7. Nima Rinji Sherpa — The New Generation
Nima Rinji Sherpa: Image Credit goes to Original Creator
Nima Rinji Sherpa represents where Sherpa mountaineering is heading. In 2024, at just 18 years old, he became the youngest person to summit all 14 of the world’s 8,000-metre peaks. He has spoken about wanting to redefine what Sherpas are known for not just as support climbers, but as record-setting athletes in their own right.
8. Tashi Gyalzen Sherpa — The Speed Record
Tashi Gyalzen Sherpa: Image Credit goes to Original Creator
In 2024, Tashi Gyalzen Sherpa did something extraordinary: he summited Everest four times in just 15 days. It’s a record that speaks to the sheer physical capacity elite Sherpas bring to the mountain a pace no client climber could match.
9. Phurba Tashi Sherpa — The Quiet Record-Holder
Phurba Tashi Sherpa: Image Credit goes to Original Creator
Phurba Tashi Sherpa summited Everest 21 times, sharing the summit record with Apa Sherpa before Kami Rita surpassed them both. Featured in the documentary series Sherpa, he became one of the more visible faces of the professional guiding community before stepping back from high-altitude work at his family’s request a decision that quietly captured the human cost of the job.

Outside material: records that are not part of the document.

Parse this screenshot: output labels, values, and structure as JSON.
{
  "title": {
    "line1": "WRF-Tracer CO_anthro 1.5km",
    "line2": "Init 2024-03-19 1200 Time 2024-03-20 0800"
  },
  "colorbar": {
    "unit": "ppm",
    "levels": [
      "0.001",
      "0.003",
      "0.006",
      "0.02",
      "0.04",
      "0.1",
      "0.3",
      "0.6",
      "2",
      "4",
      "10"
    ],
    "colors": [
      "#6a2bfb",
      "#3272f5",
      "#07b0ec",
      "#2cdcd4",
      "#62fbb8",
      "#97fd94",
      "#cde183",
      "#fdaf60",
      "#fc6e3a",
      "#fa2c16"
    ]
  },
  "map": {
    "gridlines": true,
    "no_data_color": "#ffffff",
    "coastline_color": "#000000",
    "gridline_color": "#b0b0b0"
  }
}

Why Sherpas Dominate These Records
It’s a fair question: why are these records almost entirely held by Sherpas? Part of the answer is genetic generations living at high altitude have given Sherpas physiological adaptations that let them use oxygen more efficiently and acclimatise faster. But that’s only half of it.
The larger reason is economic and cultural. Guiding on Everest is one of the few well-paying jobs available in the Solukhumbu region, so the most capable climbers return year after year, building summit counts no recreational climber could. As Lhakpa Sherpa put it, Sherpas now lead the entire climb from opening the route to performing rescues. The records reflect a profession, not just a bloodline.

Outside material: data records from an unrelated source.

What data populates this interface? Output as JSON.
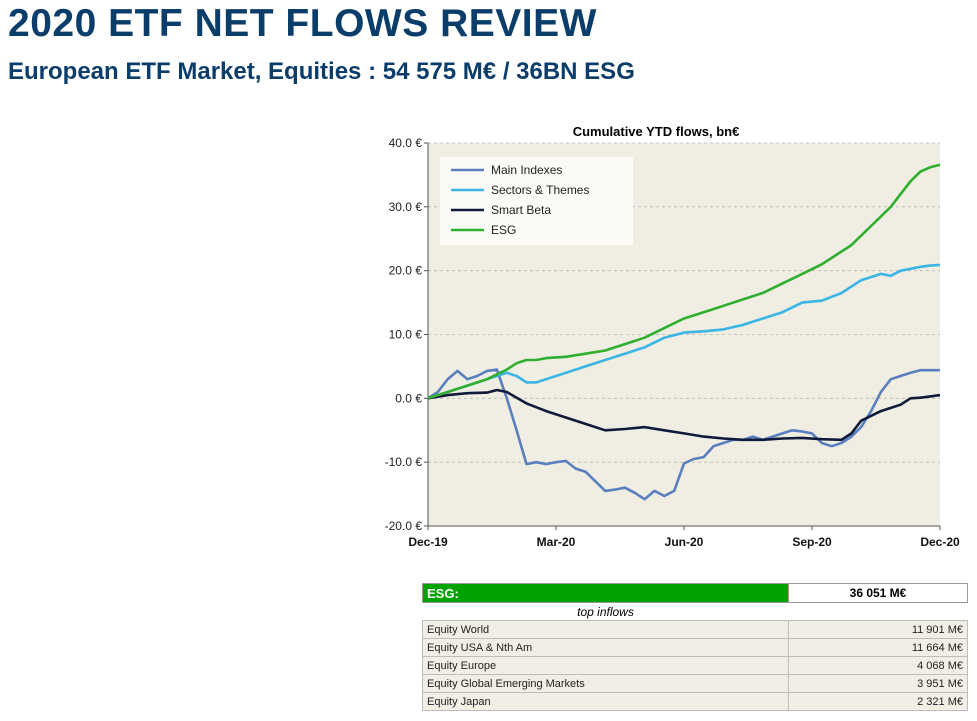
{
  "header": {
    "title": "2020 ETF NET FLOWS REVIEW",
    "subtitle": "European ETF Market, Equities : 54 575 M€ / 36BN ESG"
  },
  "chart_data": {
    "type": "line",
    "title": "Cumulative YTD flows, bn€",
    "xlabel": "",
    "ylabel": "",
    "x_ticks": [
      "Dec-19",
      "Mar-20",
      "Jun-20",
      "Sep-20",
      "Dec-20"
    ],
    "xlim": [
      0,
      52
    ],
    "ylim": [
      -20,
      40
    ],
    "y_ticks": [
      "-20.0 €",
      "-10.0 €",
      "0.0 €",
      "10.0 €",
      "20.0 €",
      "30.0 €",
      "40.0 €"
    ],
    "legend_position": "top-left",
    "series": [
      {
        "name": "Main Indexes",
        "color": "#5a7fbf",
        "x": [
          0,
          1,
          2,
          3,
          4,
          5,
          6,
          7,
          8,
          9,
          10,
          11,
          12,
          13,
          14,
          15,
          16,
          17,
          18,
          19,
          20,
          21,
          22,
          23,
          24,
          25,
          26,
          27,
          28,
          29,
          30,
          31,
          32,
          33,
          34,
          35,
          36,
          37,
          38,
          39,
          40,
          41,
          42,
          43,
          44,
          45,
          46,
          47,
          48,
          49,
          50,
          51,
          52
        ],
        "values": [
          0,
          1,
          3,
          4.3,
          3,
          3.5,
          4.3,
          4.5,
          0,
          -5,
          -10.3,
          -10,
          -10.3,
          -10,
          -9.8,
          -11,
          -11.5,
          -13,
          -14.5,
          -14.3,
          -14,
          -14.8,
          -15.8,
          -14.5,
          -15.3,
          -14.5,
          -10.2,
          -9.5,
          -9.2,
          -7.5,
          -7,
          -6.5,
          -6.5,
          -6,
          -6.5,
          -6,
          -5.5,
          -5,
          -5.2,
          -5.5,
          -7,
          -7.5,
          -7,
          -6,
          -4.5,
          -2,
          1,
          3,
          3.5,
          4,
          4.4,
          4.4,
          4.4
        ]
      },
      {
        "name": "Sectors & Themes",
        "color": "#3ab5e6",
        "x": [
          0,
          2,
          4,
          6,
          8,
          9,
          10,
          11,
          12,
          13,
          14,
          16,
          18,
          20,
          22,
          24,
          26,
          28,
          30,
          32,
          34,
          36,
          38,
          40,
          42,
          44,
          46,
          47,
          48,
          49,
          50,
          51,
          52
        ],
        "values": [
          0,
          1,
          2,
          3,
          4,
          3.5,
          2.5,
          2.5,
          3,
          3.5,
          4,
          5,
          6,
          7,
          8,
          9.5,
          10.3,
          10.5,
          10.8,
          11.5,
          12.5,
          13.5,
          15,
          15.3,
          16.5,
          18.5,
          19.5,
          19.2,
          20,
          20.3,
          20.6,
          20.8,
          20.9
        ]
      },
      {
        "name": "Smart Beta",
        "color": "#101a3a",
        "x": [
          0,
          2,
          4,
          6,
          7,
          8,
          10,
          12,
          14,
          16,
          18,
          20,
          22,
          24,
          26,
          28,
          30,
          32,
          34,
          36,
          38,
          40,
          42,
          43,
          44,
          46,
          48,
          49,
          50,
          51,
          52
        ],
        "values": [
          0,
          0.5,
          0.8,
          0.9,
          1.3,
          1,
          -0.8,
          -2,
          -3,
          -4,
          -5,
          -4.8,
          -4.5,
          -5,
          -5.5,
          -6,
          -6.3,
          -6.5,
          -6.5,
          -6.3,
          -6.2,
          -6.4,
          -6.5,
          -5.5,
          -3.5,
          -2,
          -1,
          0,
          0.1,
          0.3,
          0.5
        ]
      },
      {
        "name": "ESG",
        "color": "#2fae2f",
        "x": [
          0,
          2,
          4,
          6,
          8,
          9,
          10,
          11,
          12,
          14,
          16,
          18,
          20,
          22,
          24,
          26,
          28,
          30,
          32,
          34,
          36,
          38,
          40,
          42,
          43,
          44,
          45,
          46,
          47,
          48,
          49,
          50,
          51,
          52
        ],
        "values": [
          0,
          1,
          2,
          3,
          4.5,
          5.5,
          6,
          6,
          6.3,
          6.5,
          7,
          7.5,
          8.5,
          9.5,
          11,
          12.5,
          13.5,
          14.5,
          15.5,
          16.5,
          18,
          19.5,
          21,
          23,
          24,
          25.5,
          27,
          28.5,
          30,
          32,
          34,
          35.5,
          36.2,
          36.6
        ]
      }
    ]
  },
  "esg_table": {
    "label": "ESG:",
    "total": "36 051 M€",
    "subheader": "top inflows",
    "rows": [
      {
        "name": "Equity World",
        "value": "11 901 M€"
      },
      {
        "name": "Equity USA & Nth Am",
        "value": "11 664 M€"
      },
      {
        "name": "Equity Europe",
        "value": "4 068 M€"
      },
      {
        "name": "Equity Global Emerging Markets",
        "value": "3 951 M€"
      },
      {
        "name": "Equity Japan",
        "value": "2 321 M€"
      }
    ]
  },
  "colors": {
    "title": "#0b3d6b",
    "plot_background": "#f0ede2",
    "esg_bar": "#00a200"
  }
}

Honest note: These records also come at a cost the numbers don’t show. Sherpas face far higher risk than the clients they guide, and for a long time were paid a fraction of what expedition companies charged. That imbalance celebrated records, undervalued lives is a real part of the Everest story worth remembering.
FAQs
Who holds the record for most Everest summits?

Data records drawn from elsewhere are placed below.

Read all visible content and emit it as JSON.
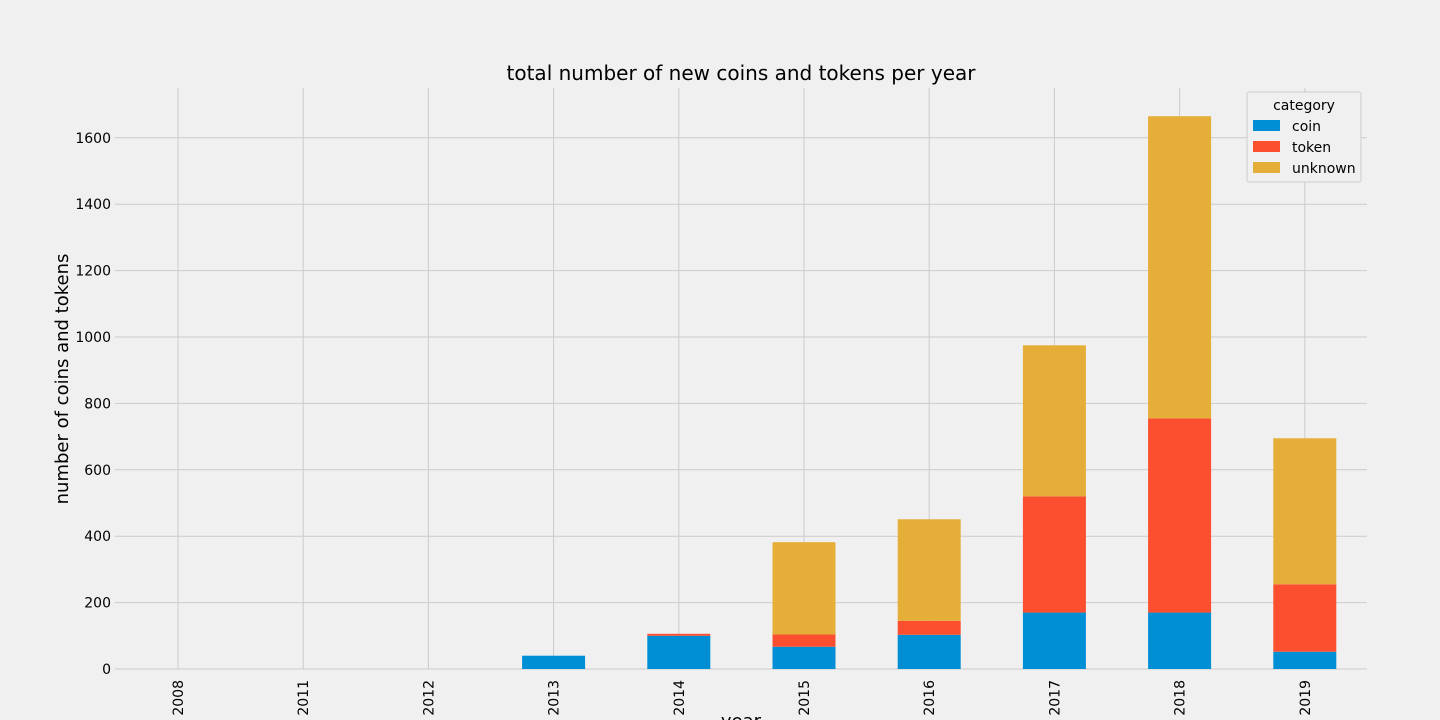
{
  "chart_data": {
    "type": "bar",
    "stacked": true,
    "title": "total number of new coins and tokens per year",
    "xlabel": "year",
    "ylabel": "number of coins and tokens",
    "categories": [
      "2008",
      "2011",
      "2012",
      "2013",
      "2014",
      "2015",
      "2016",
      "2017",
      "2018",
      "2019"
    ],
    "series": [
      {
        "name": "coin",
        "color": "#008fd5",
        "values": [
          0,
          0,
          0,
          40,
          100,
          67,
          103,
          170,
          170,
          52
        ]
      },
      {
        "name": "token",
        "color": "#fc4f30",
        "values": [
          0,
          0,
          0,
          0,
          6,
          37,
          42,
          350,
          585,
          203
        ]
      },
      {
        "name": "unknown",
        "color": "#e5ae38",
        "values": [
          0,
          0,
          0,
          0,
          0,
          278,
          306,
          455,
          910,
          440
        ]
      }
    ],
    "ylim": [
      0,
      1750
    ],
    "yticks": [
      0,
      200,
      400,
      600,
      800,
      1000,
      1200,
      1400,
      1600
    ],
    "grid": true,
    "legend": {
      "title": "category",
      "placement": "top-right"
    }
  }
}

Kami Rita Sherpa holds the record with 32 successful ascents, reached in May 2026. He has broken his own record repeatedly since 2018.
Who was the first Sherpa to climb Everest?
Tenzing Norgay, who summited on 29 May 1953 alongside Edmund Hillary the first confirmed ascent of the mountain.
Which woman has climbed Everest the most times?
Lhakpa Sherpa, the “Mountain Queen,” with 11 ascents as of May 2026 the record for any woman.
Why are Sherpas so good at climbing Everest?
Sherpas have inherited genetic adaptations for high altitude that improve oxygen efficiency and acclimatisation. Combined with guiding being a key regional profession, this produces summit records no recreational climber can match.
Who is Kami Rita Sherpa’s closest competitor?
Pasang Dawa Sherpa, with 30 Everest summits as of 2026 two behind Kami Rita.
Who was the first Nepali woman to summit Everest?
Pasang Lhamu Sherpa, in 1993. She reached the summit but died during the descent and is honoured as a national hero in Nepal.
How many times has Kami Rita climbed Everest in 2026?
His 2026 summit on 17 May was his 32nd overall, extending his world record.